SpaceBelt satellites
The SpaceBelt data storage constellation takes advantage of a ring of satellites in low Earth orbit as well as geostationary satellites in higher orbits. (Cloud Constellation Illustration)

Cloud Constellation Corp. has chosen LeoStella, the U.S.-European joint venture based in Tukwila, Wash., to build satellites for its cloud-based data storage service.

The satellite constellation, known as SpaceBelt, is scheduled to go into operation in late 2021. It’s designed to give customers a secure place in space to park sensitive data, accessible only through Cloud Constellation’s telecommunications links.

“It’s basically the cloud transformation of space,” chief commercial officer Dennis Gatens told GeekWire in advance of today’s announcement.

The SpaceBelt concept calls for putting 10 satellites in equatorial low Earth orbit (or LEO), at an altitude of about 400 miles (650 to 700 kilometers), with third-party satellites in geosynchronous Earth orbit (GEO) providing the connections to Cloud Constellation’s proprietary data terminals on the ground.
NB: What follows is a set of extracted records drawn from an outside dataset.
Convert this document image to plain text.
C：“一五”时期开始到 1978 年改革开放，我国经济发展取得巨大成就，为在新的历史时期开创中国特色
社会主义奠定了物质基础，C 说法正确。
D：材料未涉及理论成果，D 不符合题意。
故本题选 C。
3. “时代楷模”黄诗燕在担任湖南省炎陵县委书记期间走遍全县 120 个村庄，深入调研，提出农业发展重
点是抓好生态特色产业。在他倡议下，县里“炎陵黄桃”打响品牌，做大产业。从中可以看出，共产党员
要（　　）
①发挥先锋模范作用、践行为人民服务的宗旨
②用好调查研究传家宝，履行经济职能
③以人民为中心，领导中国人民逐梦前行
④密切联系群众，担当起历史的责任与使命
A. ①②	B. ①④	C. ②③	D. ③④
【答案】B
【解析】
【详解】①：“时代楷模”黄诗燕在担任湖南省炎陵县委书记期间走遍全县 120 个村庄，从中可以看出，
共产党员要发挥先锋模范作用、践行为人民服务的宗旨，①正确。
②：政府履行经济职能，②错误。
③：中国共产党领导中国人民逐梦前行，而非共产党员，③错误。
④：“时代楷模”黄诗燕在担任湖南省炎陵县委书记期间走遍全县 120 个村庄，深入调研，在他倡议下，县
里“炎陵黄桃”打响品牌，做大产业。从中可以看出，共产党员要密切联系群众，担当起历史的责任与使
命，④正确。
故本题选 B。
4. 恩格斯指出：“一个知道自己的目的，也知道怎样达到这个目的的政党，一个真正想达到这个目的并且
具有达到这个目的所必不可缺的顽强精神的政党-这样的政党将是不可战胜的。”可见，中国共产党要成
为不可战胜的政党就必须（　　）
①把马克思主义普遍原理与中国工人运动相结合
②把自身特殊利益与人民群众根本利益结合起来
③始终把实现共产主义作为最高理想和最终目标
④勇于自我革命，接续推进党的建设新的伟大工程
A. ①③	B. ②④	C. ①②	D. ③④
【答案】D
Such a system combines the accessibility of GEO satellites with the low cost of LEO satellites.

Cloud Constellation CEO Cliff Beek said that LeoStella, a joint venture created last year by Europe’s Thales Alenia Space and Seattle-based Spaceflight Industries, was chosen not only because its pricing was “very competitive,” but also because it promised to deliver all 10 satellites in 24 months.